Saving workflows¶
To save a workflow call the WorkflowGenerator.save()
method:
wf.save('workflow.cwl')
By default, the paths in the run
field of workflow steps are absolute. This means
that a workflow created on one machine cannot be run on another machine. However,
there are many options for creating portable workflows.
Saving workflows with relative paths¶
To get relative paths in the run
field of workflow steps, use relative=True
:
wf.save('workflow.cwl', relative=True)
The paths in the run
field are relative to where the workflow is saved. This
option is convenient when you are creating workflows using a single directory
with possible workflow steps.
Using a working directory¶
If you have multiple directories containing workflow steps and the locations of
these directories may differ depending on where software is installed (for example,
if you want to use the generic NLP steps from nlppln, but also need project specific
data processing steps), it is possible to specify a working directory when creating
the WorkflowGenerator
object. If you this, all steps are copied to the working
directory. When you save the workflow using wd=True
, the paths in the run
fields are set to the basename of the step (because all steps are in the same
directory).
from scriptcwl import WorkflowGenerator
with WorkflowGenerator(working_dir='path/to/working_dir') as wf:
wf.load(steps_dir='some/path/')
wf.load(steps_dir='some/other/path/')
# add inputs, steps and outputs
wf.save('workflow', wd=True)
The workflow is saved in the working directory and then copied to the specified location. To be able to run the workflow, use the copy in the working directory (please note that the working directory is not deleted automatically).
Also, steps from urls are not copied to the working directory.
Embedding steps in the workflow¶
It is also possible to embed the workflow steps in the workflow. Workflows with
embedded steps do not have paths in the run
fields and can therefore be
run on any machine. To do this use the inline=True
option:
wf.save('workflow.cwl', inline=True)
(This is similar to the --pack
option of cwltool
, but the result is slightly more human readable.)

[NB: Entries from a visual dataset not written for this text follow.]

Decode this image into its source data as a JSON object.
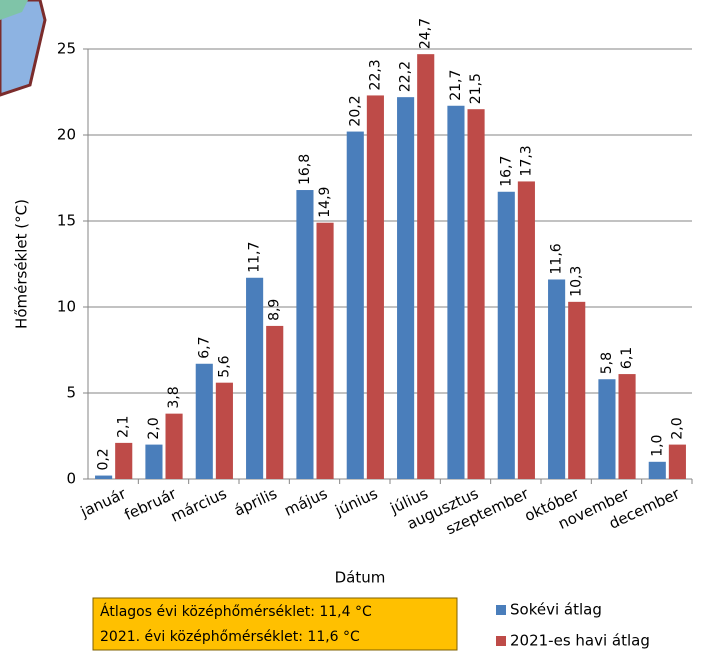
{
  "chart_data": {
    "type": "bar",
    "y_label": "Hőmérséklet (°C)",
    "x_label": "Dátum",
    "categories": [
      "január",
      "február",
      "március",
      "április",
      "május",
      "június",
      "július",
      "augusztus",
      "szeptember",
      "október",
      "november",
      "december"
    ],
    "series": [
      {
        "name": "Sokévi átlag",
        "color": "#4a7ebb",
        "values": [
          0.2,
          2.0,
          6.7,
          11.7,
          16.8,
          20.2,
          22.2,
          21.7,
          16.7,
          11.6,
          5.8,
          1.0
        ],
        "value_labels": [
          "0,2",
          "2,0",
          "6,7",
          "11,7",
          "16,8",
          "20,2",
          "22,2",
          "21,7",
          "16,7",
          "11,6",
          "5,8",
          "1,0"
        ]
      },
      {
        "name": "2021-es havi átlag",
        "color": "#be4b48",
        "values": [
          2.1,
          3.8,
          5.6,
          8.9,
          14.9,
          22.3,
          24.7,
          21.5,
          17.3,
          10.3,
          6.1,
          2.0
        ],
        "value_labels": [
          "2,1",
          "3,8",
          "5,6",
          "8,9",
          "14,9",
          "22,3",
          "24,7",
          "21,5",
          "17,3",
          "10,3",
          "6,1",
          "2,0"
        ]
      }
    ],
    "ylim": [
      0,
      25
    ],
    "yticks": [
      0,
      5,
      10,
      15,
      20,
      25
    ],
    "grid": true,
    "legend": "bottom-right",
    "annotations": [
      "Átlagos évi középhőmérséklet: 11,4 °C",
      "2021. évi középhőmérséklet: 11,6 °C"
    ]
  }
}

Please note that embedding CommandLineTools
always works as expected, but if
you want to embed subworkflows, things get more complicated. Naming conflicts
arise if you include a subworkflow more than once. If you want to have a stand-alone
version of a workflow with subworkflows, we recommend to pack the workflow (see Pack workflows).
With inline
set to True
, the example workflow looks like:
#!/usr/bin/env cwl-runner
cwlVersion: v1.0
class: Workflow
inputs:
num1: int
num2: int
outputs:
final_answer:
type: int
outputSource: multiply/answer
steps:
add:
run:
cwlVersion: v1.0
class: CommandLineTool
baseCommand: [python, -m, scriptcwl.examples.add]
inputs:
- type: int
inputBinding:
position: 1
id: _:add.cwl#x
- type: int
inputBinding:
position: 2
id: _:add.cwl#y
stdout: cwl.output.json
outputs:
- type: int
id: _:add.cwl#answer
id: _:add.cwl
in:
y: num2
x: num1
out:
- answer
multiply:
run:
cwlVersion: v1.0
class: CommandLineTool
baseCommand: [python, -m, scriptcwl.examples.multiply]
inputs:
- type: int
inputBinding:
position: 1
id: _:multiply.cwl#x
- type: int
inputBinding:
position: 2
id: _:multiply.cwl#y
stdout: cwl.output.json
outputs:
- type: int
id: _:multiply.cwl#answer
id: _:multiply.cwl
in:
y: num2
x: add/answer
out:
- answer
Pack workflows¶
Another way to create workflows with all steps in one file is to save it with pack=True
:
wf.save('workflow.cwl', pack=True)
Please note that packed workflows cannot be used as a building block in scriptcwl
.
If you try to load a packed workflow, you will get a warning.
With pack
set to True
, the example workflow looks like:
{
"cwlVersion": "v1.0",
"$graph": [
{
"class": "CommandLineTool",
"baseCommand": [
"python",
"-m",
"scriptcwl.examples.add"
],
"inputs": [
{
"type": "int",
"inputBinding": {
"position": 1
},
"id": "#add.cwl/x"
},
{
"type": "int",
"inputBinding": {
"position": 2
},
"id": "#add.cwl/y"
}
],
"stdout": "cwl.output.json",
"outputs": [
{
"type": "int",
"id": "#add.cwl/answer"
}
],
"id": "#add.cwl"
},
{
"class": "CommandLineTool",
"baseCommand": [
"python",
"-m",
"scriptcwl.examples.multiply"
],
"inputs": [
{
"type": "int",
"inputBinding": {
"position": 1
},
"id": "#multiply.cwl/x"
},
{
"type": "int",
"inputBinding": {
"position": 2
},
"id": "#multiply.cwl/y"
}
],
"stdout": "cwl.output.json",
"outputs": [
{
"type": "int",
"id": "#multiply.cwl/answer"
}
],
"id": "#multiply.cwl"
},
{
"class": "Workflow",
"inputs": [
{
"type": "int",
"id": "#main/num1"
},
{
"type": "int",
"id": "#main/num2"
}
],
"outputs": [
{
"type": "int",
"outputSource": "#main/multiply-1/answer",
"id": "#main/final_answer"
}
],
"steps": [
{
"run": "#add.cwl",
"in": [
{
"source": "#main/num1",
"id": "#main/add-1/x"
},
{
"source": "#main/num2",
"id": "#main/add-1/y"
}
],
"out": [
"#main/add-1/answer"
],
"id": "#main/add-1"
},
{
"run": "#multiply.cwl",
"in": [
{
"source": "#main/add-1/answer",
"id": "#main/multiply-1/x"
},
{
"source": "#main/num2",
"id": "#main/multiply-1/y"
}
],
"out": [
"#main/multiply-1/answer"
],
"id": "#main/multiply-1"
}
],
"id": "#main"
}
]
}
Workflow validation¶
Before the workflow is saved, it is validated using cwltool
. Validation can also be
triggered manually:
wf.validate()
It is also possible to disable workflow validation on save:
wf.save('workflow.cwl', validate=False)
File encoding¶
By default, the encoding used to save workflows is utf-8
. If necessary,
a different encoding can be specified:
wf.save('workflow.cwl', encoding='utf-16')